In order to show the application of the methodology to a clinical case, we carried out experiments with antibiotic susceptibility tests in blood samples taken during a five years period at a university hospital. The validation of the results consists of a manual review of the combinations and experiments carried out by an expert physician that has explained the most relevant solutions proposed according to current clinical knowledge and their use.
We show that with the decision process proposed, the physician is able to select the best combined therapy according to different criteria such as maximum efficacy, activity and minimum toxicity. A method for the recommendation of combined antibiotic therapy developed on the basis of a multi-objective optimization model may assist the physicians in the search for alternatives to the use of broad-spectrum antibiotics or restricted antibiotics for empirical therapy. The decision proposed can be easily reproduced for any local epidemiology and any different clinical settings.
目前,由于更有效的抗生素出现耐药性而导致治疗无效的情况日益严重,因此需要重新使用旧的高毒性抗生素,并且出于多种原因,将联合抗生素治疗的适应证扩展为广谱经验性单药治疗的替代方案。选择适当和充分的抗菌治疗的一个关键方面是,处方必须基于当地的流行病学和知识,因为许多方面,如微生物的流行和抗生素的有效性,在医院之间,甚至在一个医院内的不同区域和科室之间都有所不同。因此,抗生素联合的选择需要应用一种方法,该方法为基于合理和有根据的选择来分析详细的微生物学、流行病学和药理学信息提供客观性、完整性和可重复性。

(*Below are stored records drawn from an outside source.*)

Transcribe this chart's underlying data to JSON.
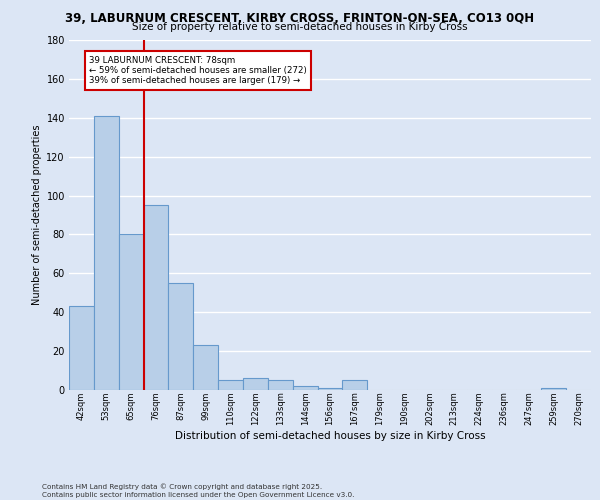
{
  "title_line1": "39, LABURNUM CRESCENT, KIRBY CROSS, FRINTON-ON-SEA, CO13 0QH",
  "title_line2": "Size of property relative to semi-detached houses in Kirby Cross",
  "xlabel": "Distribution of semi-detached houses by size in Kirby Cross",
  "ylabel": "Number of semi-detached properties",
  "categories": [
    "42sqm",
    "53sqm",
    "65sqm",
    "76sqm",
    "87sqm",
    "99sqm",
    "110sqm",
    "122sqm",
    "133sqm",
    "144sqm",
    "156sqm",
    "167sqm",
    "179sqm",
    "190sqm",
    "202sqm",
    "213sqm",
    "224sqm",
    "236sqm",
    "247sqm",
    "259sqm",
    "270sqm"
  ],
  "values": [
    43,
    141,
    80,
    95,
    55,
    23,
    5,
    6,
    5,
    2,
    1,
    5,
    0,
    0,
    0,
    0,
    0,
    0,
    0,
    1,
    0
  ],
  "bar_color": "#b8cfe8",
  "bar_edge_color": "#6699cc",
  "vline_index": 2.5,
  "annotation_title": "39 LABURNUM CRESCENT: 78sqm",
  "annotation_line2": "← 59% of semi-detached houses are smaller (272)",
  "annotation_line3": "39% of semi-detached houses are larger (179) →",
  "vline_color": "#cc0000",
  "annotation_box_color": "#cc0000",
  "ylim": [
    0,
    180
  ],
  "yticks": [
    0,
    20,
    40,
    60,
    80,
    100,
    120,
    140,
    160,
    180
  ],
  "background_color": "#dce6f5",
  "grid_color": "#ffffff",
  "footer_line1": "Contains HM Land Registry data © Crown copyright and database right 2025.",
  "footer_line2": "Contains public sector information licensed under the Open Government Licence v3.0."
}
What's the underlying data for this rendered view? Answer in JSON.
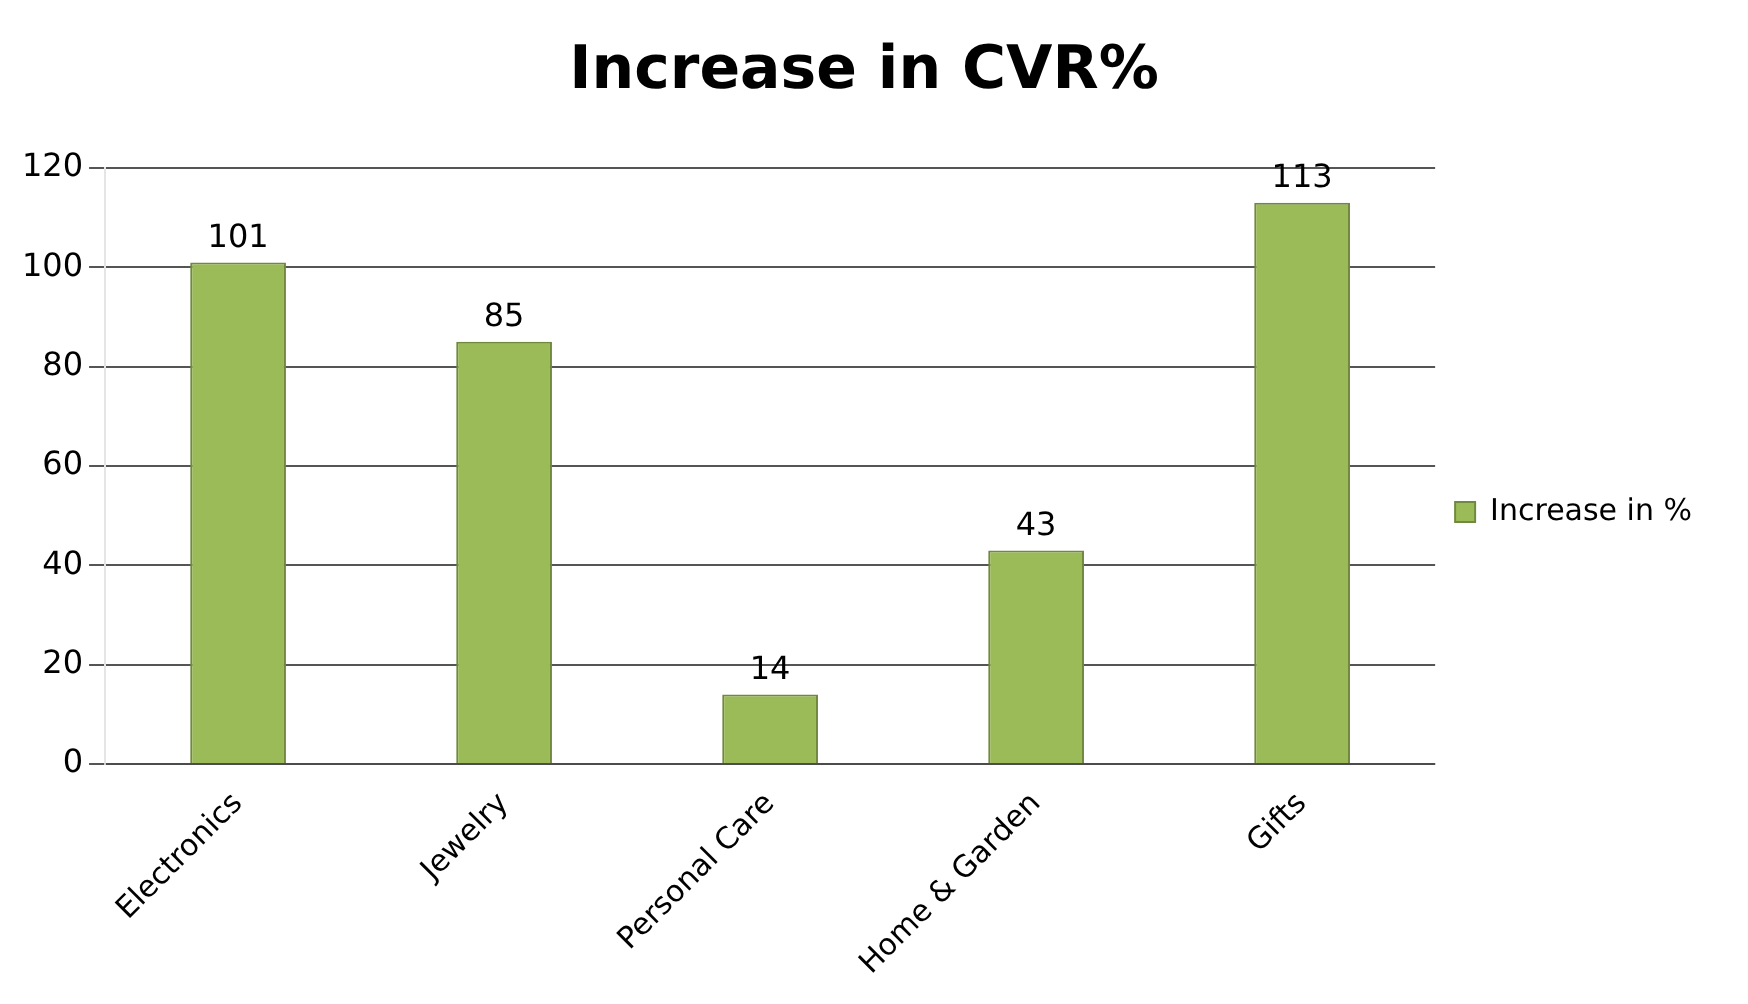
{
  "chart_data": {
    "type": "bar",
    "title": "Increase in CVR%",
    "categories": [
      "Electronics",
      "Jewelry",
      "Personal Care",
      "Home & Garden",
      "Gifts"
    ],
    "series": [
      {
        "name": "Increase in %",
        "color": "#9bbb59",
        "values": [
          101,
          85,
          14,
          43,
          113
        ]
      }
    ],
    "ylim": [
      0,
      120
    ],
    "yticks": [
      0,
      20,
      40,
      60,
      80,
      100,
      120
    ],
    "grid": "y",
    "legend": "right",
    "data_labels": true
  }
}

我们提出了一种决策方法,使用多准则决策分析(MCDA)来支持临床医生选择有效的经验性联合治疗。MCDA 包括一个多目标约束优化模型,其标准是治疗的最大疗效、最大活性、最小活性重叠、限制使用抗生素的最小量、抗生素的最小毒性和对抗最常见和最具毒性的细菌的活性。决策过程可以分为 4 个步骤:(1)选择感兴趣的临床情况,(2)定义局部优化标准,(3)定义减少组合的约束,(4)根据患者的临床情况手动对解决方案进行排序,以及(5)选择一种组合。
为了展示该方法在临床病例中的应用,我们在一所大学医院的五年期间进行了血液样本抗生素药敏试验实验。结果的验证包括对组合的手动审查和一位专家医生进行的实验,该医生根据当前的临床知识解释了根据最相关的解决方案及其用途。
我们表明,通过所提出的决策过程,医生可以根据最大疗效、活性和最小毒性等不同标准选择最佳的联合治疗方案。基于多目标优化模型开发的联合抗生素治疗推荐方法可以帮助医生在经验性治疗中寻找替代广谱抗生素或限制抗生素的方法。提出的决策可以轻松地针对任何当地的流行病学和不同的临床情况进行复制。